Las regiones centrales concentran tecnología, poder financiero y capacidad política. Las periféricas, en cambio, suelen especializarse en la exportación de materias primas y mano de obra barata. Entre ambas aparecen las semiperiferias, espacios intermedios que combinan características de dependencia y desarrollo.
Esta interpretación tuvo una enorme repercusión en América Latina. Intelectuales vinculados a la teoría de la dependencia encontraron puntos de encuentro con los planteamientos de Wallerstein al analizar las relaciones históricas entre las economías centrales y los países latinoamericanos.
Autores como André Gunder Frank, Theotonio dos Santos y Samir Amin participaron en debates que contribuyeron a ampliar la comprensión de los mecanismos que reproducen las desigualdades a escala global. En distintos países latinoamericanos, la teoría del sistema-mundo se convirtió en una herramienta de análisis para comprender fenómenos económicos, políticos y sociales.
Su obra más conocida, El moderno sistema mundial, publicada en varios volúmenes a partir de 1974, es considerada una referencia fundamental para estudiantes e investigadores de sociología, historia, economía y relaciones internacionales.

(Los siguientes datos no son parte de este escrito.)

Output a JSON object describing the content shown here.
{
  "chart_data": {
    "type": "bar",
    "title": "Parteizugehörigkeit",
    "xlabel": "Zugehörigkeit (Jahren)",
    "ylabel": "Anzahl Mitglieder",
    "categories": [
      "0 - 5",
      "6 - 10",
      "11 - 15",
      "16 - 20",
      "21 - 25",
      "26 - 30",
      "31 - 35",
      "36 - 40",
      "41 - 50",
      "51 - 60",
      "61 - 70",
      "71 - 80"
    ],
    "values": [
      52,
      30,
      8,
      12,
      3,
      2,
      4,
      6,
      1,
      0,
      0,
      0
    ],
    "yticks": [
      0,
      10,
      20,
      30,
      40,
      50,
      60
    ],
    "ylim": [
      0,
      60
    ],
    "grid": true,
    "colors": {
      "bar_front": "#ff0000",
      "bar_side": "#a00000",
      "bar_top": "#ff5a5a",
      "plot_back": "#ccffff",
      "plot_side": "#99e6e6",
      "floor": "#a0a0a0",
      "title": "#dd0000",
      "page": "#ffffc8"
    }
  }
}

Wallerstein también mantuvo una intensa actividad intelectual fuera de las universidades. Durante décadas escribió artículos sobre política internacional, globalización, crisis económicas y transformaciones geopolíticas. Sus textos circularon ampliamente en medios de comunicación, revistas académicas y publicaciones especializadas de diferentes países.
Uno de los aspectos más conocidos de su pensamiento fue la idea de que el capitalismo había entrado en una crisis estructural de largo plazo. Para el sociólogo, el problema central ya no era si el sistema sobreviviría indefinidamente, sino qué tipo de orden social surgiría de las transformaciones en curso.

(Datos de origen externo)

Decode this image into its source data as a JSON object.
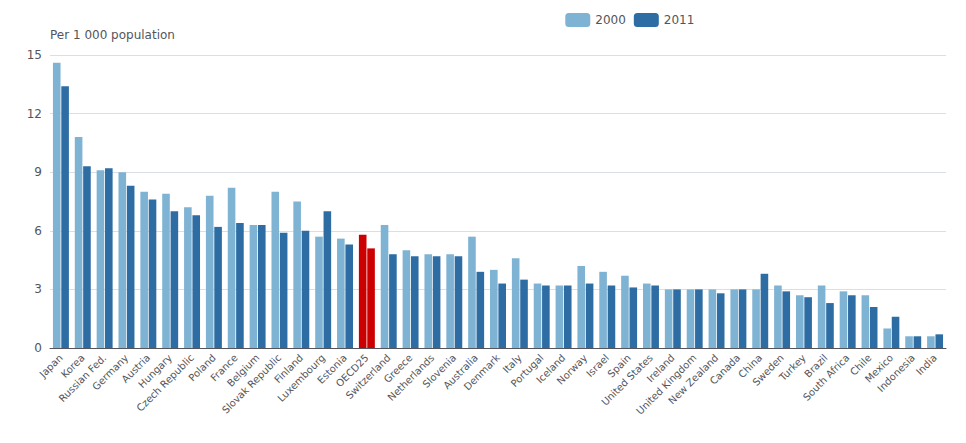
{
  "chart_data": {
    "type": "bar",
    "ylabel": "Per 1 000 population",
    "categories": [
      "Japan",
      "Korea",
      "Russian Fed.",
      "Germany",
      "Austria",
      "Hungary",
      "Czech Republic",
      "Poland",
      "France",
      "Belgium",
      "Slovak Republic",
      "Finland",
      "Luxembourg",
      "Estonia",
      "OECD25",
      "Switzerland",
      "Greece",
      "Netherlands",
      "Slovenia",
      "Australia",
      "Denmark",
      "Italy",
      "Portugal",
      "Iceland",
      "Norway",
      "Israel",
      "Spain",
      "United States",
      "Ireland",
      "United Kingdom",
      "New Zealand",
      "Canada",
      "China",
      "Sweden",
      "Turkey",
      "Brazil",
      "South Africa",
      "Chile",
      "Mexico",
      "Indonesia",
      "India"
    ],
    "series": [
      {
        "name": "2000",
        "color": "#7fb3d3",
        "colors": [
          "#7fb3d3",
          "#7fb3d3",
          "#7fb3d3",
          "#7fb3d3",
          "#7fb3d3",
          "#7fb3d3",
          "#7fb3d3",
          "#7fb3d3",
          "#7fb3d3",
          "#7fb3d3",
          "#7fb3d3",
          "#7fb3d3",
          "#7fb3d3",
          "#7fb3d3",
          "#cc0000",
          "#7fb3d3",
          "#7fb3d3",
          "#7fb3d3",
          "#7fb3d3",
          "#7fb3d3",
          "#7fb3d3",
          "#7fb3d3",
          "#7fb3d3",
          "#7fb3d3",
          "#7fb3d3",
          "#7fb3d3",
          "#7fb3d3",
          "#7fb3d3",
          "#7fb3d3",
          "#7fb3d3",
          "#7fb3d3",
          "#7fb3d3",
          "#7fb3d3",
          "#7fb3d3",
          "#7fb3d3",
          "#7fb3d3",
          "#7fb3d3",
          "#7fb3d3",
          "#7fb3d3",
          "#7fb3d3",
          "#7fb3d3"
        ],
        "values": [
          14.6,
          10.8,
          9.1,
          9.0,
          8.0,
          7.9,
          7.2,
          7.8,
          8.2,
          6.3,
          8.0,
          7.5,
          5.7,
          5.6,
          5.8,
          6.3,
          5.0,
          4.8,
          4.8,
          5.7,
          4.0,
          4.6,
          3.3,
          3.2,
          4.2,
          3.9,
          3.7,
          3.3,
          3.0,
          3.0,
          3.0,
          3.0,
          3.0,
          3.2,
          2.7,
          3.2,
          2.9,
          2.7,
          1.0,
          0.6,
          0.6
        ]
      },
      {
        "name": "2011",
        "color": "#2e6da4",
        "colors": [
          "#2e6da4",
          "#2e6da4",
          "#2e6da4",
          "#2e6da4",
          "#2e6da4",
          "#2e6da4",
          "#2e6da4",
          "#2e6da4",
          "#2e6da4",
          "#2e6da4",
          "#2e6da4",
          "#2e6da4",
          "#2e6da4",
          "#2e6da4",
          "#cc0000",
          "#2e6da4",
          "#2e6da4",
          "#2e6da4",
          "#2e6da4",
          "#2e6da4",
          "#2e6da4",
          "#2e6da4",
          "#2e6da4",
          "#2e6da4",
          "#2e6da4",
          "#2e6da4",
          "#2e6da4",
          "#2e6da4",
          "#2e6da4",
          "#2e6da4",
          "#2e6da4",
          "#2e6da4",
          "#2e6da4",
          "#2e6da4",
          "#2e6da4",
          "#2e6da4",
          "#2e6da4",
          "#2e6da4",
          "#2e6da4",
          "#2e6da4",
          "#2e6da4"
        ],
        "values": [
          13.4,
          9.3,
          9.2,
          8.3,
          7.6,
          7.0,
          6.8,
          6.2,
          6.4,
          6.3,
          5.9,
          6.0,
          7.0,
          5.3,
          5.1,
          4.8,
          4.7,
          4.7,
          4.7,
          3.9,
          3.3,
          3.5,
          3.2,
          3.2,
          3.3,
          3.2,
          3.1,
          3.2,
          3.0,
          3.0,
          2.8,
          3.0,
          3.8,
          2.9,
          2.6,
          2.3,
          2.7,
          2.1,
          1.6,
          0.6,
          0.7
        ]
      }
    ],
    "ylim": [
      0,
      15
    ],
    "yticks": [
      0,
      3,
      6,
      9,
      12,
      15
    ],
    "grid": true,
    "legend": "top"
  }
}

Sus planteamientos generaron debates, adhesiones y críticas. Algunos académicos cuestionaron el peso que otorgaba a los factores económicos en la explicación histórica. Otros señalaron que sus interpretaciones ofrecieron herramientas fundamentales para comprender las desigualdades producidas por la economía global.

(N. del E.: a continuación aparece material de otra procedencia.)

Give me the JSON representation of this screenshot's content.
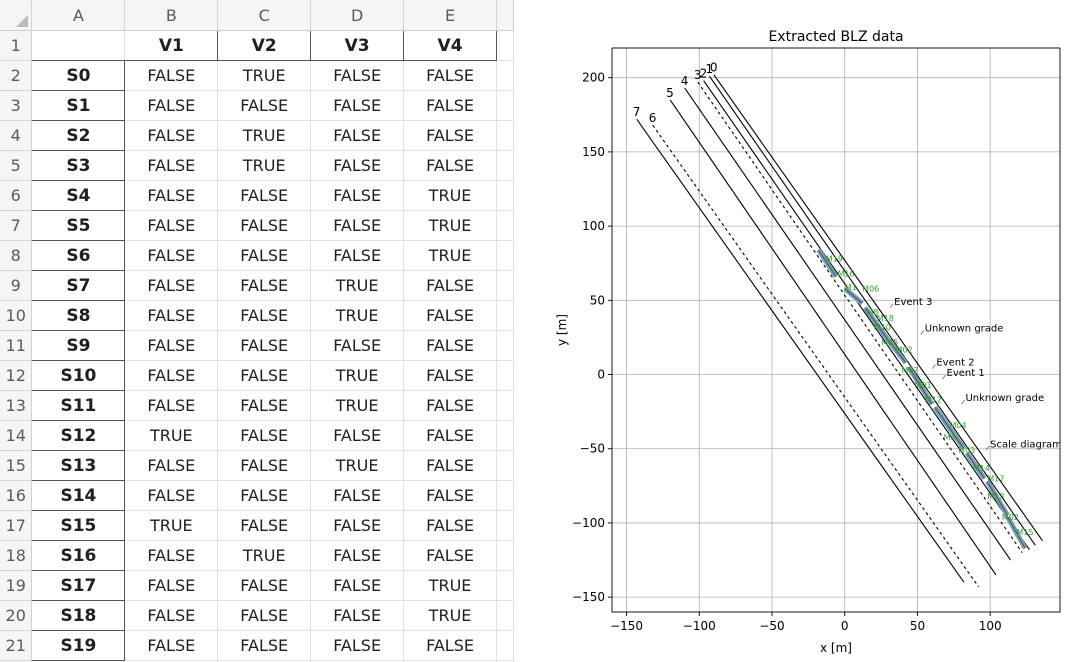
{
  "sheet": {
    "column_headers": [
      "A",
      "B",
      "C",
      "D",
      "E"
    ],
    "table_header": [
      "V1",
      "V2",
      "V3",
      "V4"
    ],
    "rows": [
      {
        "row": "2",
        "label": "S0",
        "values": [
          "FALSE",
          "TRUE",
          "FALSE",
          "FALSE"
        ]
      },
      {
        "row": "3",
        "label": "S1",
        "values": [
          "FALSE",
          "FALSE",
          "FALSE",
          "FALSE"
        ]
      },
      {
        "row": "4",
        "label": "S2",
        "values": [
          "FALSE",
          "TRUE",
          "FALSE",
          "FALSE"
        ]
      },
      {
        "row": "5",
        "label": "S3",
        "values": [
          "FALSE",
          "TRUE",
          "FALSE",
          "FALSE"
        ]
      },
      {
        "row": "6",
        "label": "S4",
        "values": [
          "FALSE",
          "FALSE",
          "FALSE",
          "TRUE"
        ]
      },
      {
        "row": "7",
        "label": "S5",
        "values": [
          "FALSE",
          "FALSE",
          "FALSE",
          "TRUE"
        ]
      },
      {
        "row": "8",
        "label": "S6",
        "values": [
          "FALSE",
          "FALSE",
          "FALSE",
          "TRUE"
        ]
      },
      {
        "row": "9",
        "label": "S7",
        "values": [
          "FALSE",
          "FALSE",
          "TRUE",
          "FALSE"
        ]
      },
      {
        "row": "10",
        "label": "S8",
        "values": [
          "FALSE",
          "FALSE",
          "TRUE",
          "FALSE"
        ]
      },
      {
        "row": "11",
        "label": "S9",
        "values": [
          "FALSE",
          "FALSE",
          "FALSE",
          "FALSE"
        ]
      },
      {
        "row": "12",
        "label": "S10",
        "values": [
          "FALSE",
          "FALSE",
          "TRUE",
          "FALSE"
        ]
      },
      {
        "row": "13",
        "label": "S11",
        "values": [
          "FALSE",
          "FALSE",
          "TRUE",
          "FALSE"
        ]
      },
      {
        "row": "14",
        "label": "S12",
        "values": [
          "TRUE",
          "FALSE",
          "FALSE",
          "FALSE"
        ]
      },
      {
        "row": "15",
        "label": "S13",
        "values": [
          "FALSE",
          "FALSE",
          "TRUE",
          "FALSE"
        ]
      },
      {
        "row": "16",
        "label": "S14",
        "values": [
          "FALSE",
          "FALSE",
          "FALSE",
          "FALSE"
        ]
      },
      {
        "row": "17",
        "label": "S15",
        "values": [
          "TRUE",
          "FALSE",
          "FALSE",
          "FALSE"
        ]
      },
      {
        "row": "18",
        "label": "S16",
        "values": [
          "FALSE",
          "TRUE",
          "FALSE",
          "FALSE"
        ]
      },
      {
        "row": "19",
        "label": "S17",
        "values": [
          "FALSE",
          "FALSE",
          "FALSE",
          "TRUE"
        ]
      },
      {
        "row": "20",
        "label": "S18",
        "values": [
          "FALSE",
          "FALSE",
          "FALSE",
          "TRUE"
        ]
      },
      {
        "row": "21",
        "label": "S19",
        "values": [
          "FALSE",
          "FALSE",
          "FALSE",
          "FALSE"
        ]
      }
    ]
  },
  "chart_data": {
    "type": "line",
    "title": "Extracted BLZ data",
    "xlabel": "x [m]",
    "ylabel": "y [m]",
    "xlim": [
      -160,
      148
    ],
    "ylim": [
      -160,
      220
    ],
    "xticks": [
      -150,
      -100,
      -50,
      0,
      50,
      100
    ],
    "yticks": [
      -150,
      -100,
      -50,
      0,
      50,
      100,
      150,
      200
    ],
    "grid": true,
    "tracks": [
      {
        "label": "7",
        "style": "solid",
        "from": [
          -143,
          172
        ],
        "to": [
          82,
          -140
        ]
      },
      {
        "label": "6",
        "style": "dashed",
        "from": [
          -132,
          168
        ],
        "to": [
          92,
          -143
        ]
      },
      {
        "label": "5",
        "style": "solid",
        "from": [
          -120,
          185
        ],
        "to": [
          104,
          -135
        ]
      },
      {
        "label": "4",
        "style": "solid",
        "from": [
          -110,
          193
        ],
        "to": [
          114,
          -125
        ]
      },
      {
        "label": "3",
        "style": "dashed",
        "from": [
          -101,
          197
        ],
        "to": [
          122,
          -120
        ]
      },
      {
        "label": "2",
        "style": "solid",
        "from": [
          -97,
          198
        ],
        "to": [
          127,
          -118
        ]
      },
      {
        "label": "1",
        "style": "solid",
        "from": [
          -93,
          201
        ],
        "to": [
          131,
          -115
        ]
      },
      {
        "label": "0",
        "style": "solid",
        "from": [
          -90,
          202
        ],
        "to": [
          136,
          -112
        ]
      }
    ],
    "annotations": [
      {
        "text": "Event 3",
        "x": 34,
        "y": 47
      },
      {
        "text": "Unknown grade",
        "x": 55,
        "y": 29
      },
      {
        "text": "Event 2",
        "x": 63,
        "y": 6
      },
      {
        "text": "Event 1",
        "x": 70,
        "y": -1
      },
      {
        "text": "Unknown grade",
        "x": 83,
        "y": -18
      },
      {
        "text": "Scale diagram t",
        "x": 100,
        "y": -49
      }
    ],
    "segments": [
      {
        "from": [
          -18,
          84
        ],
        "to": [
          -6,
          66
        ]
      },
      {
        "from": [
          0,
          58
        ],
        "to": [
          12,
          48
        ]
      },
      {
        "from": [
          14,
          45
        ],
        "to": [
          30,
          23
        ]
      },
      {
        "from": [
          30,
          23
        ],
        "to": [
          42,
          8
        ]
      },
      {
        "from": [
          44,
          5
        ],
        "to": [
          60,
          -20
        ]
      },
      {
        "from": [
          62,
          -22
        ],
        "to": [
          82,
          -50
        ]
      },
      {
        "from": [
          84,
          -53
        ],
        "to": [
          96,
          -70
        ]
      },
      {
        "from": [
          98,
          -72
        ],
        "to": [
          112,
          -95
        ]
      },
      {
        "from": [
          112,
          -96
        ],
        "to": [
          124,
          -117
        ]
      }
    ],
    "labels": [
      {
        "text": "M19",
        "x": -13,
        "y": 76
      },
      {
        "text": "M16",
        "x": -5,
        "y": 66
      },
      {
        "text": "M1",
        "x": 0,
        "y": 57
      },
      {
        "text": "M06",
        "x": 12,
        "y": 56
      },
      {
        "text": "M8",
        "x": 15,
        "y": 40
      },
      {
        "text": "M18",
        "x": 22,
        "y": 36
      },
      {
        "text": "M10",
        "x": 20,
        "y": 30
      },
      {
        "text": "M05",
        "x": 25,
        "y": 20
      },
      {
        "text": "M02",
        "x": 35,
        "y": 15
      },
      {
        "text": "M07",
        "x": 39,
        "y": 1
      },
      {
        "text": "M01",
        "x": 48,
        "y": -9
      },
      {
        "text": "M12",
        "x": 55,
        "y": -19
      },
      {
        "text": "M04",
        "x": 72,
        "y": -36
      },
      {
        "text": "M3",
        "x": 68,
        "y": -44
      },
      {
        "text": "M03",
        "x": 78,
        "y": -53
      },
      {
        "text": "M14",
        "x": 88,
        "y": -65
      },
      {
        "text": "M17",
        "x": 98,
        "y": -72
      },
      {
        "text": "M13",
        "x": 98,
        "y": -84
      },
      {
        "text": "M02",
        "x": 108,
        "y": -98
      },
      {
        "text": "M15",
        "x": 118,
        "y": -108
      }
    ],
    "colors": {
      "tracks": "#000000",
      "labels": "#2ca02c",
      "segments": "#7a9cb0",
      "grid": "#b0b0b0"
    }
  }
}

Más allá de las controversias, pocas teorías lograron una influencia tan amplia dentro y fuera de la academia. Su legado continúa presente en investigaciones, movimientos sociales y debates sobre desarrollo, globalización y desigualdad.
Immanuel Wallerstein falleció el 31 de agosto de 2019, a los 88 años. Su obra sigue siendo una referencia indispensable para comprender cómo se construyó el mundo contemporáneo y por qué las diferencias de riqueza y poder continúan marcando la realidad global.